The turbulent political context of the election of Nepal’s new president must not blind observers to the significance of the victory of Bidhya Devi Bhandari. A woman as the head of state, and only its second president, is a milestone for the Himalayan nation. Although Bhandari will be only a ceremonial head, the vice chairperson of the ruling Communist Party of Nepal-Unified Marxist Leninist (CPN-UML) is more seasoned as a politician and electorally more tried and tested than many of her colleagues in parliament, having won popular elections and having been the country’s defence minister from 2009 to 2011.
The widow of late communist leader Madan Bhandari, Bidhya Devi has long been associated with the social and political struggle to alleviate the condition of women in her country. One of her promises is that she will champion women’s and minority rights as president. Bhandari had a determining role, along with others, in ensuring the reservation of a third of parliamentary seats for women in the new constitution, which also lays down that either the president or the vice president must be a woman. As president, Bhandari’s political activities will be curtailed, but her stature in Nepal’s polity and within her party should ensure that her advice is taken seriously.

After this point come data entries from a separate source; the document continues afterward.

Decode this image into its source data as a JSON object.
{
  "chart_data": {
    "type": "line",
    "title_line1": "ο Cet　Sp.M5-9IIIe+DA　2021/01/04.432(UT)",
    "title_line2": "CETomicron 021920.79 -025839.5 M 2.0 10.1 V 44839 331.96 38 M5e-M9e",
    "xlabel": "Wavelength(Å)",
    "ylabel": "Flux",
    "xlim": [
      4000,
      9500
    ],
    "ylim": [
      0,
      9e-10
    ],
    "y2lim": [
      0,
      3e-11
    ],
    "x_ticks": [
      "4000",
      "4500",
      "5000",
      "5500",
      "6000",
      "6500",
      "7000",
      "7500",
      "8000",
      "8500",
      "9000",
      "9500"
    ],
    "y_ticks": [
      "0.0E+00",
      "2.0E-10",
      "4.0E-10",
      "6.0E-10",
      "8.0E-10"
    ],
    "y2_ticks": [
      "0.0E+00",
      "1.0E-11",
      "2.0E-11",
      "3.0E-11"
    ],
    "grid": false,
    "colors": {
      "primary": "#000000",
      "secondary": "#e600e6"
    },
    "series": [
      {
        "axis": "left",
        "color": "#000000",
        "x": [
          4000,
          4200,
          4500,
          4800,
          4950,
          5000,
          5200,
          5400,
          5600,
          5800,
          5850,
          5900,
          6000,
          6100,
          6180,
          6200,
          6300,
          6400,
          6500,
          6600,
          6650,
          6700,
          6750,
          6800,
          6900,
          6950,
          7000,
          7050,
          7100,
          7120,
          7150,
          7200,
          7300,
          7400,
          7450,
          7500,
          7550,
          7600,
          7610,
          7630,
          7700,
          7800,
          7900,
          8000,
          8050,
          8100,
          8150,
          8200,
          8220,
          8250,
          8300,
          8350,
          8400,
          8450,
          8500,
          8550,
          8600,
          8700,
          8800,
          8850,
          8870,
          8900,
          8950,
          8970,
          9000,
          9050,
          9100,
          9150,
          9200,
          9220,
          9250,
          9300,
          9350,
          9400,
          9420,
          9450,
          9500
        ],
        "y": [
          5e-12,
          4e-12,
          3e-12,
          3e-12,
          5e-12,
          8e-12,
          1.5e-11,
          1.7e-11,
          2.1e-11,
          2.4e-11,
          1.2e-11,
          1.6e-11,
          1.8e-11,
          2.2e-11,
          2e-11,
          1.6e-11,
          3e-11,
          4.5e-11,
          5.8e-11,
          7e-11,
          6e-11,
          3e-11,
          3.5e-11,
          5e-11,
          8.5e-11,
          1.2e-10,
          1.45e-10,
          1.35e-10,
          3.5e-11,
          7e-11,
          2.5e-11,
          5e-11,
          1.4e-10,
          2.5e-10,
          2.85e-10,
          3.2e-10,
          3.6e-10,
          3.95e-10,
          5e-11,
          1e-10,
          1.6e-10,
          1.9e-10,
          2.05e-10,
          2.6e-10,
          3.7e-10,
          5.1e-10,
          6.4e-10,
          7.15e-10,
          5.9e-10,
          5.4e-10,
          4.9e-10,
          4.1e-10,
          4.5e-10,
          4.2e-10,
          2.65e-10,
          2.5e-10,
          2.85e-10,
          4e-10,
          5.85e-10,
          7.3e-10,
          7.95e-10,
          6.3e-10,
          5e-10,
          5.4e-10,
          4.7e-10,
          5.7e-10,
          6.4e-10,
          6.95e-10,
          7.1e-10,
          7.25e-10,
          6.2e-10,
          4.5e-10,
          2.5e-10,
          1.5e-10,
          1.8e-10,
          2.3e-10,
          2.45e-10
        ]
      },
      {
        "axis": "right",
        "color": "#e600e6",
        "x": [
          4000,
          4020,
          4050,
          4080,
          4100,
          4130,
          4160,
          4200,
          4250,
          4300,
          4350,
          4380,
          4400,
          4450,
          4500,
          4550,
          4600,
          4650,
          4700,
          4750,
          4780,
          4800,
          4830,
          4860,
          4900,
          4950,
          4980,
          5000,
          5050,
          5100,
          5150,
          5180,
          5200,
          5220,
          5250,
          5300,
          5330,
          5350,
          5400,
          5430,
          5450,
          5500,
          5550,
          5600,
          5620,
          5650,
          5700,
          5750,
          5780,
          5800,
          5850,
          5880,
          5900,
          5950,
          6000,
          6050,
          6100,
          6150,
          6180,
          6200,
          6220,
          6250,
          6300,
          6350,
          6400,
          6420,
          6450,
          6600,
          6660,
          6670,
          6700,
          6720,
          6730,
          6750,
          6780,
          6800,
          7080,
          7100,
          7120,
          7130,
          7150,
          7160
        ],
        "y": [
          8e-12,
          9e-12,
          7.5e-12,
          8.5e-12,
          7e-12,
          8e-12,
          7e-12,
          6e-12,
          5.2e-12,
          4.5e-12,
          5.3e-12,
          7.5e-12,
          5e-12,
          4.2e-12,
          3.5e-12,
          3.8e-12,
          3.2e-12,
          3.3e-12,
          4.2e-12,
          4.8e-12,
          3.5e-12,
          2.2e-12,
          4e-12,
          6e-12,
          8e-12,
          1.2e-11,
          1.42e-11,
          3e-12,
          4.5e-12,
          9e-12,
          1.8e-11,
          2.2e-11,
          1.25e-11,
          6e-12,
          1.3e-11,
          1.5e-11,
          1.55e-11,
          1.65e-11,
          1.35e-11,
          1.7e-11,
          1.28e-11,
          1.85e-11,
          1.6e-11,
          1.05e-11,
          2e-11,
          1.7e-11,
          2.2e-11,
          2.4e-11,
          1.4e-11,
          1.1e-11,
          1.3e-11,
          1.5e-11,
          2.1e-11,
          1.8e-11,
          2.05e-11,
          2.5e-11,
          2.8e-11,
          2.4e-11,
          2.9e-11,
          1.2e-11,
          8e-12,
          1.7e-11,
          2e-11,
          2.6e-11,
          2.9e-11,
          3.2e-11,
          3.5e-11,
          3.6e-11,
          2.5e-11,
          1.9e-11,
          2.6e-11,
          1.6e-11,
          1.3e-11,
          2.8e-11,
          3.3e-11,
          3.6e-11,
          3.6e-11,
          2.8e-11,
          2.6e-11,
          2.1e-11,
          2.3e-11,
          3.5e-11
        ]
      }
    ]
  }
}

Bhandari’s clean triumph over Nepali Congress veteran K.B. Gurung was not unexpected, given the Maoists’ support for her candidacy. Her election also frames the rapprochement between the UML and the Maoist party that puts the Nepali Congress — the UML’s coalition partner and largest party — in a tighter spot. While Bhandari is an old ally of PM K.P. Oli, this leftist assertion comes when Nepali society has been polarised by the promulgation of the new constitution. Bhandari, therefore, will run the danger of walking too close to the edge in every word and action. She must preside over the healing of the nation, not further division.